Рабочий класс все больше и больше изолируется их экономическими хозяевами, и этот процесс, имеющий своим следствием уплотнение и перенаселенность, ведет не столько к безнравственности, сколько к уничтожению самого понятия «нравственность». Привожу отрывок из стенограммы состоявшегося недавно заседания совета Лондонского графства, немногословный и сухой, но, если читать между строк, от него веет неизбывным ужасом:
«Мистер Брюс задал вопрос председателю Комитета народного здравоохранения, привлекали ли его внимание многочисленные случаи, свидетельствующие о серьезной перенаселенности в Ист-Энде. В Восточном Сент-Джордже муж, жена и восемь детей занимают одну маленькую комнату. В этой семье пятеро дочерей в возрасте двадцати, семнадцати, восьми, четырех лет и грудной младенец, а также три сына – пятнадцати, тринадцати и двенадцати лет. В Уайтчапеле муж, жена, три их дочери (шестнадцати, восьми и четырех лет), а также два сына (десяти и двенадцати лет) живут в еще меньшей комнате. В районе Бетнал-Грин муж и жена, их четверо сыновей в возрасте двадцати трех, двадцати одного, девятнадцати и шестнадцати лет и две дочери, четырнадцати и семи лет, также проживают в одной комнате. Он спросил, не входит ли в обязанности местных властей не допускать случаев такой серьезной скученности».

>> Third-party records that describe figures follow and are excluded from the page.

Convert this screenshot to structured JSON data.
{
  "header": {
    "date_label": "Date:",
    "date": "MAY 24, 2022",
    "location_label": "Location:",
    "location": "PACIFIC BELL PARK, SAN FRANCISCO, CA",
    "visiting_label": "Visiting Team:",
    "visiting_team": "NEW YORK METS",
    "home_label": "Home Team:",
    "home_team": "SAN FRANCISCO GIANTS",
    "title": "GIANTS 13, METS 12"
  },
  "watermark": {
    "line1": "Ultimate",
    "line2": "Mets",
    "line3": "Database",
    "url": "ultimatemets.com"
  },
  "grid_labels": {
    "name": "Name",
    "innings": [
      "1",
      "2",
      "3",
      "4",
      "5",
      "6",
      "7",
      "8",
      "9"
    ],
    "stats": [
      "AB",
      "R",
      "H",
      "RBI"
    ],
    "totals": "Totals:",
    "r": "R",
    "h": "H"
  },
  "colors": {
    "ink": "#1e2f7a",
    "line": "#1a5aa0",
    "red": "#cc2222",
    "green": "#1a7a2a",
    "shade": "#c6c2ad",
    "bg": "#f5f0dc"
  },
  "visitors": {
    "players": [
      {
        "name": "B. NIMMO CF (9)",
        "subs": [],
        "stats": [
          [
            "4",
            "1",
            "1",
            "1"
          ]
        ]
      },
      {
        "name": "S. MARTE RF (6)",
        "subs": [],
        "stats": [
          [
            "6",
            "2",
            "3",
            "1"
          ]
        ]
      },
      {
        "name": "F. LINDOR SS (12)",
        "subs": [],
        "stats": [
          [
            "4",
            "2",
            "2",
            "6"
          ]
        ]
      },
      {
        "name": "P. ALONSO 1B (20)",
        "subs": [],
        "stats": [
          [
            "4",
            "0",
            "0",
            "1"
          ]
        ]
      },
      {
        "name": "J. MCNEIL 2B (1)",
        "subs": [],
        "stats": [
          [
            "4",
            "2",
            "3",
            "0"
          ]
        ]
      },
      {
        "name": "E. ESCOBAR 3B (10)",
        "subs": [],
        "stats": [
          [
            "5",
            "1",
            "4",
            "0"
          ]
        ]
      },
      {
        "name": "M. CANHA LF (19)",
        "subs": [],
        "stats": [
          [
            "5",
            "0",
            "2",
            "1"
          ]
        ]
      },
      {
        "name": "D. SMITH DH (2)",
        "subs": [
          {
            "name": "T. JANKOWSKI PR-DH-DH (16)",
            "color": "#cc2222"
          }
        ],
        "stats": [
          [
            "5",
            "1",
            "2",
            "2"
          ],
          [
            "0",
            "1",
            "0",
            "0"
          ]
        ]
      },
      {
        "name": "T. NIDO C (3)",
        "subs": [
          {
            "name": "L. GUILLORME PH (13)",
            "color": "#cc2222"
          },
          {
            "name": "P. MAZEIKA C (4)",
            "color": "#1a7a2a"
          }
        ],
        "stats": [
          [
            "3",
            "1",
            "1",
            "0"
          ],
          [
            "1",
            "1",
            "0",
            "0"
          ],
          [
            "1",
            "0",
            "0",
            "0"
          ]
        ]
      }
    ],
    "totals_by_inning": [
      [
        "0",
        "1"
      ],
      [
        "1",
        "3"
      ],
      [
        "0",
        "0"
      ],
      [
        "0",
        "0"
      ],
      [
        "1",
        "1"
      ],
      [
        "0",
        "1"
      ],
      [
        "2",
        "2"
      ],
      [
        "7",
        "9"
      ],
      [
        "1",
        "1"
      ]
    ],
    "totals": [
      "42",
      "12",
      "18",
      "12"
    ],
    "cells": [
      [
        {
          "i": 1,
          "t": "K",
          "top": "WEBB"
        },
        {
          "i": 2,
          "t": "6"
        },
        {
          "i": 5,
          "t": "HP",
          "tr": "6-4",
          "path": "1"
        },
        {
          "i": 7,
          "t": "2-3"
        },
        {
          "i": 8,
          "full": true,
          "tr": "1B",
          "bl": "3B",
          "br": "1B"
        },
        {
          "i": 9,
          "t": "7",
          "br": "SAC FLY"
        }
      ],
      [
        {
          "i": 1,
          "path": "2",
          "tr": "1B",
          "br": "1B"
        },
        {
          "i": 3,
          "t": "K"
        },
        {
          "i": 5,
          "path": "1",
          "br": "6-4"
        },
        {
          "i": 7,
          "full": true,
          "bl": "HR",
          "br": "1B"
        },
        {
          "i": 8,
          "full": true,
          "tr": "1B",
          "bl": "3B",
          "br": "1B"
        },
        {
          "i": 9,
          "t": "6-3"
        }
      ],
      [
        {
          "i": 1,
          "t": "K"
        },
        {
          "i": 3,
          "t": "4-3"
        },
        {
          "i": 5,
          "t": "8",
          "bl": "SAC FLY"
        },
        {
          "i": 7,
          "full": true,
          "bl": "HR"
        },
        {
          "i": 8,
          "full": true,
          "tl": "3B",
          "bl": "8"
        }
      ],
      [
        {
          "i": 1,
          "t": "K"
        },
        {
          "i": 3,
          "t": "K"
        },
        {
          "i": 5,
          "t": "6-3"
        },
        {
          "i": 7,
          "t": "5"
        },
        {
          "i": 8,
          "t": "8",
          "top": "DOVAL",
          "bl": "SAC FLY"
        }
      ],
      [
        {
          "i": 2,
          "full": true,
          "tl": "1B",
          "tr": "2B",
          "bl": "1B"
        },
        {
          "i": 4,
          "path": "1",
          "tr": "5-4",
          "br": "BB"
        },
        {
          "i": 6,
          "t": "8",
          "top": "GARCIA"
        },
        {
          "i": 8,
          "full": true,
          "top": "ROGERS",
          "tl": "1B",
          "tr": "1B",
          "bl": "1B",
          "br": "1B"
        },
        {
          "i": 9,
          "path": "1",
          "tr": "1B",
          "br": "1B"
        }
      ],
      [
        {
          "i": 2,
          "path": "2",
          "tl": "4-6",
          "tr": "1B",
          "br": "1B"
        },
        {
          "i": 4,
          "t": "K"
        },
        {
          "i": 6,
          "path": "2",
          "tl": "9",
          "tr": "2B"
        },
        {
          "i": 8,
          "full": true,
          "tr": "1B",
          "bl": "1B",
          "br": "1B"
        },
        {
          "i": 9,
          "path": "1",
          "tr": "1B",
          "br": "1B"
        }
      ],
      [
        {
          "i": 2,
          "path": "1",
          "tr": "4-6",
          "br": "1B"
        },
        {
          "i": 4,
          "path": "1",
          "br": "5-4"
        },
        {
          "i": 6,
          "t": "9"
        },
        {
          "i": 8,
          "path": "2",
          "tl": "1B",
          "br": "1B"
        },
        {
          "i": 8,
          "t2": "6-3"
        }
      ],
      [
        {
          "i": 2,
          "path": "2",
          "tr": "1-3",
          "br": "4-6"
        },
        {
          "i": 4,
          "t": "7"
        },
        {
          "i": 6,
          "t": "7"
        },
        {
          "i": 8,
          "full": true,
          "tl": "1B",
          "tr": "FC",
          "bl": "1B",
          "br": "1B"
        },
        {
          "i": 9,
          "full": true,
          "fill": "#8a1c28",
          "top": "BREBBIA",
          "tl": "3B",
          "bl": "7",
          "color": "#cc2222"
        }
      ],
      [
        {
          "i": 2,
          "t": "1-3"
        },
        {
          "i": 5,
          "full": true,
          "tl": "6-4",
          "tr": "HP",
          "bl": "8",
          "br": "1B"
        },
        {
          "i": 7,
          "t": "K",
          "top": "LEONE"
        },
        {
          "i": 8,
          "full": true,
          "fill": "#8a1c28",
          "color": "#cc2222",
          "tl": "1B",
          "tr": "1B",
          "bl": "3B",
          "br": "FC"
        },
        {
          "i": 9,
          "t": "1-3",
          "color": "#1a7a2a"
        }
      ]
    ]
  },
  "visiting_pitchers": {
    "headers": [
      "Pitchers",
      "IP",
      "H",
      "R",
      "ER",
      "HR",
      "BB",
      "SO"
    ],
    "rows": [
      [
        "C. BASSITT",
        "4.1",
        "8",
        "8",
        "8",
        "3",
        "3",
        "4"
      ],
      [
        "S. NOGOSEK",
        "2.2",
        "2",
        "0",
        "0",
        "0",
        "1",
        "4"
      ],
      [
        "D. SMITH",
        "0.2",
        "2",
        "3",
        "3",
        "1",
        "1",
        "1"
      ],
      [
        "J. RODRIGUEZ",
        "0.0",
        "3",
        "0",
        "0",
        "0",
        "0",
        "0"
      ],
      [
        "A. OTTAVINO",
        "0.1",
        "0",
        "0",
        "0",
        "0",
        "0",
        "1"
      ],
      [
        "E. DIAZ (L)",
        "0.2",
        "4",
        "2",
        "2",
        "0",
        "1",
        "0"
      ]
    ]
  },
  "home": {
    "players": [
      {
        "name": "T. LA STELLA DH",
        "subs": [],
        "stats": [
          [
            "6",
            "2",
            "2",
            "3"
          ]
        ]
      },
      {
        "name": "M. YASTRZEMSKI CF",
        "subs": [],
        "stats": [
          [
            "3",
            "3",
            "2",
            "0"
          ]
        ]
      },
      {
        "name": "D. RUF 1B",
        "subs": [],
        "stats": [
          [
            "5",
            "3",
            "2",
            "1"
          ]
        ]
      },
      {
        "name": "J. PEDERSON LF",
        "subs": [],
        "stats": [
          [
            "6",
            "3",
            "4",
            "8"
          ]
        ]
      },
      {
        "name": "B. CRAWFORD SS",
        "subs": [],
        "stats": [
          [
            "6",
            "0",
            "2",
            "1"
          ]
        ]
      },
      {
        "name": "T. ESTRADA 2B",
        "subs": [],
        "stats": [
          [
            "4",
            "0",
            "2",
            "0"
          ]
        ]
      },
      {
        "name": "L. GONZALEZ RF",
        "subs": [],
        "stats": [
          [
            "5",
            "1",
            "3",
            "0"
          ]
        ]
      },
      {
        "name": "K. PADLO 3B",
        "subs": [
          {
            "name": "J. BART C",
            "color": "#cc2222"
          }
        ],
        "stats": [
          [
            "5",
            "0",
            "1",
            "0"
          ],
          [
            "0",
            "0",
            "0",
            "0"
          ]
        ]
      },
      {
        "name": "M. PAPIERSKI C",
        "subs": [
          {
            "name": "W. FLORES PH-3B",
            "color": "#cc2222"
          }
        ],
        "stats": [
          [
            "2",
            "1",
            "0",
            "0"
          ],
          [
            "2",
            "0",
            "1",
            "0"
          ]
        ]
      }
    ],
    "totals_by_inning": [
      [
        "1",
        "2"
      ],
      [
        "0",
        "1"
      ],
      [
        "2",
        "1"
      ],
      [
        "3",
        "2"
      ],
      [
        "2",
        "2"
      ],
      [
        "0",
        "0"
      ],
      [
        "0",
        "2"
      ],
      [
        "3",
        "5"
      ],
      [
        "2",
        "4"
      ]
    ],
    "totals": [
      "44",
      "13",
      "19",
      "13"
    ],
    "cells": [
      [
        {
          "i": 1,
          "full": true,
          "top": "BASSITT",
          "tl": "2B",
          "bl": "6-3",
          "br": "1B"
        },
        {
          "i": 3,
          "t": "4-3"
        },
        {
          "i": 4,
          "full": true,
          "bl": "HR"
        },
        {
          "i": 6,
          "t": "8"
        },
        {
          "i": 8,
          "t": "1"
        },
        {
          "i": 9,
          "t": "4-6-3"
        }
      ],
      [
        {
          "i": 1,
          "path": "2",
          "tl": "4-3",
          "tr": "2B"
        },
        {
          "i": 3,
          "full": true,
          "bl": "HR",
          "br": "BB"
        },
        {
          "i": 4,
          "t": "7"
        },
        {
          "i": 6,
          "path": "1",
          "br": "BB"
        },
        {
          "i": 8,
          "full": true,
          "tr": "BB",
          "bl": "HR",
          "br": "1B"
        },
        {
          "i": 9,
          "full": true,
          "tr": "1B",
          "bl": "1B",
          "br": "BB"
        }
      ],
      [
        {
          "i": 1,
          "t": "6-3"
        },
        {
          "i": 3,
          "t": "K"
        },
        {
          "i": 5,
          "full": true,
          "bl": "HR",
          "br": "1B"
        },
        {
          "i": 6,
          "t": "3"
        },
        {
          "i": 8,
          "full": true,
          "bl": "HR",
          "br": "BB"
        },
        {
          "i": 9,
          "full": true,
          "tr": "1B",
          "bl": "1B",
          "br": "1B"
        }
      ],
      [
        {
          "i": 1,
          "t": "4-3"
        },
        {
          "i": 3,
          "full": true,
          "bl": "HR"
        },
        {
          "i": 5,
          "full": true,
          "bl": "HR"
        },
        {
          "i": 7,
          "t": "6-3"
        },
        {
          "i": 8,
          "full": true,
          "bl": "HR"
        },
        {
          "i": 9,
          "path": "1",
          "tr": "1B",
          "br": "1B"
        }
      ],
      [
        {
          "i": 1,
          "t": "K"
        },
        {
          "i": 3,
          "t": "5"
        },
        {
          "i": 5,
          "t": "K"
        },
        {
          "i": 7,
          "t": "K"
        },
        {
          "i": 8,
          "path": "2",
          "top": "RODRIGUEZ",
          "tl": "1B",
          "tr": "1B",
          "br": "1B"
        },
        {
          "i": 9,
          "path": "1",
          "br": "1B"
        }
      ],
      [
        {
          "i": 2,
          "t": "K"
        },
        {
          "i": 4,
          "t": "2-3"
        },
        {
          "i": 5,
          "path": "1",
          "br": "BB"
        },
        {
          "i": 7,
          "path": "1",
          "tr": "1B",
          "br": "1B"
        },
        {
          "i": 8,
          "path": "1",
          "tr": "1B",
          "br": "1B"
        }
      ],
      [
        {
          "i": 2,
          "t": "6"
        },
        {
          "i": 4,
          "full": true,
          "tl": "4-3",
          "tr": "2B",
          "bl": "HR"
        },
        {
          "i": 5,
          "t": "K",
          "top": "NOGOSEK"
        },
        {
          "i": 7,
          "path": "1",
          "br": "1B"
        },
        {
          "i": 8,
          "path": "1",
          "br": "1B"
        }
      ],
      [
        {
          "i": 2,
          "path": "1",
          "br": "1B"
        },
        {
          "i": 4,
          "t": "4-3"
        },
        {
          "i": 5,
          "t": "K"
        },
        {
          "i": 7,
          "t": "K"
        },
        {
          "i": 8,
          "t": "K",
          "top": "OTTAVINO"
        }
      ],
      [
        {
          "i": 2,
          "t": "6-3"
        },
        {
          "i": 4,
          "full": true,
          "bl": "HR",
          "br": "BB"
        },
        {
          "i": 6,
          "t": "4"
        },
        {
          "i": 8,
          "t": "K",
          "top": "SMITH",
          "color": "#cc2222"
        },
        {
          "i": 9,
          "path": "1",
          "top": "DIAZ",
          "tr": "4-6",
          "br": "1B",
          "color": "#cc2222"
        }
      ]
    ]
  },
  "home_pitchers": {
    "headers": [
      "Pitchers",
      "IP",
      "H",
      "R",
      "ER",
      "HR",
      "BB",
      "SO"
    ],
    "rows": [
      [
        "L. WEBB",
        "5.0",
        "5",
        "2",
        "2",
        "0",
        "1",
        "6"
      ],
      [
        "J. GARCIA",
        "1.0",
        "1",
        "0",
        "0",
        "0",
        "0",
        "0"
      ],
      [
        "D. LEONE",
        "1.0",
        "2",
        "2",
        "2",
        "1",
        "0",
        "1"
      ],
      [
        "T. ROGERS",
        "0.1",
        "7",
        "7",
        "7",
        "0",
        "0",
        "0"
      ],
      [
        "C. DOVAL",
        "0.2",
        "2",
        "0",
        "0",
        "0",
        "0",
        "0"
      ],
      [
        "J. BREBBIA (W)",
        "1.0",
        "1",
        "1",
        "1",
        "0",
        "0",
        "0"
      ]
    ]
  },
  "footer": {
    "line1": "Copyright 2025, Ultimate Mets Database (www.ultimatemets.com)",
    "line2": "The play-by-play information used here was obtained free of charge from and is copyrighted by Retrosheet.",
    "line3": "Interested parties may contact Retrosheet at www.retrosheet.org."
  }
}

Но с 900 000 человек, которые живут, нарушая прописанные в законе нормы, у властей и так забот полон рот. Стоит расселить какой-нибудь муравейник, как его обитатели устремляются в другую дыру, а поскольку скарб свой они перевозят ночью на ручной тележке (все их пожитки и спящие дети умещаются в одну-единственную тележку), то проследить за их перемещением невозможно. Если бы закон о народном здравоохранении от 1891 года внезапно был приведен в исполнение, 900 000 человек получили бы предписания покинуть свои дома и отправляться на улицу, и необходимо было бы построить 500 000 комнат, прежде чем снова заселить людей на законных основаниях.
Убогие улицы снаружи кажутся только убогими, но в стенах их домов вы найдете грязь, нищету и трагедии. И хотя, возможно, читать о подобных трагедиях омерзительно, гораздо более омерзителен тот факт, что они имеют место быть.
На Девоншир-Плейс в районе Лиссон-Гроув недавно умерла семидесятипятилетняя старуха. В ходе расследования судмедэксперт заявил, что в комнате было обнаружено лишь старое тряпье, сплошь покрытое паразитами, которые стали переползать и на него. Помещение было в ужасном состоянии, ему еще не доводилось видеть ничего подобного. Повсюду кишели вши.
Врач сообщил: он обнаружил умершую лежащей на спине на каминной решетке. Из одежды на ней были только чулки и сорочка. Все тело было покрыто копошащимися вшами, и все тряпки в комнате были серыми от насекомых. Умершая находилась в крайней степени истощения. На ее ногах были обширные язвы, к которым прилипли чулки. Раны возникли в результате укусов вшей.
Очевидец, присутствовавший на следствии, писал: «Я имел несчастье видеть тело бедной женщины в морге; и до сих пор воспоминание об этом ужасном зрелище заставляет меня содрогаться. Она лежала в мертвецкой словно обтянутый кожей скелет, в свалявшихся от грязи волосах кишели вши. По ее костлявой груди сновали сотни, тысячи, мириады насекомых».
Если вы не хотите такой смерти вашим матерям, как я не хочу моей, то и эту женщину, кем бы она ни была, не должен был постигнуть такой конец.
Епископ Уилкинсон, который одно время жил в Зулуленде, недавно сказал: «Ни один старейшина африканской деревни не позволит такого беспорядочного и скученного проживания молодых мужчин и женщин, мальчиков и девочек». Он говорил это о детях из перенаселенных трущоб, которым к пяти годам уже нечему учиться из запретного, но уже от многого нужно отучаться, да только они никогда не отучатся.